Chapter 7 Missing data Mechanisms

By evaluating the missing data patterns, we get insight in the location of the missing values. With respect to the missing data mechanism we are interested in the underlying reasons for the missing values and the relationships between variables with and without missing data. In 1976, Donald Rubin introduced a typology for missing data that distincts between random and non-random missing data situations, which are called Missing Completely At Random, Missing At Random and Missing Not At Random and abbreviated as MCAR, MAR and MNAR respectively (Rubin (1976)).

The key idea behind Rubin’s missing data mechanisms is that the probability of missing data in a variable may or may not be related to the values of other measured variables in the dataset. With probability we loosely mean the likelihood of a missing value to occur, i.e. if a variable has a lot of missing data, the probability of missing data in that variable is high. This probability can be related to other measured or not-measured variables. For example, when mostly older people have missing values, the probability for missing data is related to age. Moreover, the missing data mechanisms also assume a certain relationship (or correlation) between observed variables and variables with missing values in the dataset.

7.1 Missing Completely At Random

Data are Missing Completely At Random (MCAR) when the probability that a value is missing, is unrelated to the value of other observed (or unobserved) variables, and unrelated to values of the missing data variable itself. An MCAR example could be that, low back pain patients had to come to a research center to determine their level of disability by performing some physical tests and some of these patients were unable to leave their home, due to the flu. There is no assumed relationship between having the flu and scores on the disability variable which makes that this data is MCAR.

An MCAR missing data situation for the disability variable is visualized in the MCAR column in Figure 2.7 below. Note that in real live we do not know the completely observed data, but for educational reasons, the completely observed values of the disability variable are displayed as well. We can observe that in the MCAR situation an equal number of lower and higher values of the disability variable are missing (in total 4 disability scores are missing, 2 for lower and 2 for higher values). Also, the missing data in the disability variable do not seem to be related to the values of another variable like pain; an equal number of disability values is missing for patients with low pain scores as well as for patients with higher pain scores.

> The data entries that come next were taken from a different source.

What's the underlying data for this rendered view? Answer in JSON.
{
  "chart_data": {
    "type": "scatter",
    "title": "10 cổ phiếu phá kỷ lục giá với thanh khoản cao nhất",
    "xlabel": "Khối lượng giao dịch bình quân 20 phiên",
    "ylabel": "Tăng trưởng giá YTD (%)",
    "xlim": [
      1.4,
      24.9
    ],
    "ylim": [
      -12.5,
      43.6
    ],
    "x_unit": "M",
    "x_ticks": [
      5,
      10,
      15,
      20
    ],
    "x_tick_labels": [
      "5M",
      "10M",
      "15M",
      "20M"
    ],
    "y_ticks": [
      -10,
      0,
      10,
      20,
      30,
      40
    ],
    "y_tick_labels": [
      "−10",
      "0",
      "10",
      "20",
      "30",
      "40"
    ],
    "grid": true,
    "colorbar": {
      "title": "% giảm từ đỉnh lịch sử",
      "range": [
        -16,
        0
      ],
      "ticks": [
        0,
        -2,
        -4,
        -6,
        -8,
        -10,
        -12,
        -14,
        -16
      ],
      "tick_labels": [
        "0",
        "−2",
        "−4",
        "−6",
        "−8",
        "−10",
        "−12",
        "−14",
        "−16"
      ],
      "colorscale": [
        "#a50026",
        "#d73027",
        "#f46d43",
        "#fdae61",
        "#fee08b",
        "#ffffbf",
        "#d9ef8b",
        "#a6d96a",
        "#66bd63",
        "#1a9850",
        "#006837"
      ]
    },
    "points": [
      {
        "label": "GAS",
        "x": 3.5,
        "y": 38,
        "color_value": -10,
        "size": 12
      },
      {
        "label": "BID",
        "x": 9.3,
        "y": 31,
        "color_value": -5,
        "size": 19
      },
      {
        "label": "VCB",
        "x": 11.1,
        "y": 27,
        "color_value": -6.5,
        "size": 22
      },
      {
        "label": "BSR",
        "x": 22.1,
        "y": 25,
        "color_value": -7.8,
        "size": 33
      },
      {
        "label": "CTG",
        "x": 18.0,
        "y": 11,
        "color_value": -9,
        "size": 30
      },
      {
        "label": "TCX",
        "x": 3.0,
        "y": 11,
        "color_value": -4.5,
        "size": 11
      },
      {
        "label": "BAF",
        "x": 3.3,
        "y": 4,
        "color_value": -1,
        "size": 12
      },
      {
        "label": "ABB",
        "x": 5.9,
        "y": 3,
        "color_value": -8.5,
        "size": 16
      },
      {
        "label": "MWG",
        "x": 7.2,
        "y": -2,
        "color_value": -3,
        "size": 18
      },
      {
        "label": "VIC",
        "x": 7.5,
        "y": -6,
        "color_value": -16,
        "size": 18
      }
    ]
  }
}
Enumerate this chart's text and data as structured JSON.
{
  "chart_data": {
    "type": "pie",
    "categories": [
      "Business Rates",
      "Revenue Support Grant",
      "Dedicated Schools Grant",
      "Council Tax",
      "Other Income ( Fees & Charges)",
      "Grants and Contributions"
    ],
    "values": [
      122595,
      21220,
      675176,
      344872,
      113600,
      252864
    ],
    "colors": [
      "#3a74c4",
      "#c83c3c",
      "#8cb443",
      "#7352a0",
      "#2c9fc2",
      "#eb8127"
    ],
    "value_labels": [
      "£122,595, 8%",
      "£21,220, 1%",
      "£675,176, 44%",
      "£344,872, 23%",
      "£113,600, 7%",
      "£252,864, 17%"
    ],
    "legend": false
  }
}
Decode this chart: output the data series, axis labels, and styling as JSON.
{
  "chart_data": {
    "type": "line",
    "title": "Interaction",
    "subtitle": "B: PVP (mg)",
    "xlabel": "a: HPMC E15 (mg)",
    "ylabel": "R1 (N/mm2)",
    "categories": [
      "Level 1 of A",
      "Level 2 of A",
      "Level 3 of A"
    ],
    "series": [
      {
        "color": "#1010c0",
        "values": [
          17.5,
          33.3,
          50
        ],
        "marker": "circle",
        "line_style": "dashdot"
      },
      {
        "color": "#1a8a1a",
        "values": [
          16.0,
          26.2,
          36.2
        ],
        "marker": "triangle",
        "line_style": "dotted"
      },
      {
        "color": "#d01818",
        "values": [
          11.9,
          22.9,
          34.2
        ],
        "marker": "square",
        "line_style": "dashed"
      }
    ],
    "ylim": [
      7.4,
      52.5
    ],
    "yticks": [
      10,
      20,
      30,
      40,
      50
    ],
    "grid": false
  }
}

Figure 7.1: Examples of MCAR, MAR and MNAR data.

7.2 Missing At Random

Data are Missing At Random (MAR) when the probability that a value for a variable is missing is related to other observed values in the dataset but not to the variable itself. An example of MAR data is presented in the MAR column of Figure 7.1. Now 4 disability scores are missing for pain scores that are ≤ 5. In other words the probability of missing data in the disability variable is higher for patients with lower pain scores. However, MAR also assumes that within the category of pain scores with values ≤ 5, the disability scores are MCAR, because disability scores are randomly missing for lower and higher values within that category. As a consequence, means and standard deviations do not differ between the observed and missing data for the disability variable. An explanation could be that patients with lower pain scores that were assessed by questionnaires that were filled in at home were less likely to visit the research center to determine their level of disability because they thought that information about their level of disability was not of interest anymore.

7.3 Missing Not At Random

The data are MNAR when the probability of missing data in a variable is related to the scores of that variable itself, e.g. mostly high or low scores are missing. In low back pain patients, MNAR data can occur when patients with the highest scores on the disability variable have missing disability values. This is shown in the MNAR column of Figure 7.1. An explanation could be that these patients were not able to visit the research center due to their high level of disability.

MNAR missing data can also occur indirectly through the relationship of the variable with missing data with another variable that is not available in the dataset. For example, it could also be that patients with a high level of disability also have a high fear of moving their back, and for that reason will not visit the research center. In case of a positive relationship between disability and fear of movement, the highest values on the disability variable are than missing. If fear of movement is not measured in the study, the missing data in the disability variable is called MNAR.

The difference with MAR is that with MNAR, the missing data problem cannot be handled by using a technique as Multiple Imputation. However, as with MAR data, MNAR data can also not be verified because for that information about the missing values is needed.

References

Rubin, D. B. 1976. “Inference and Missing Data.” Biometrika 63 (3): 581–90.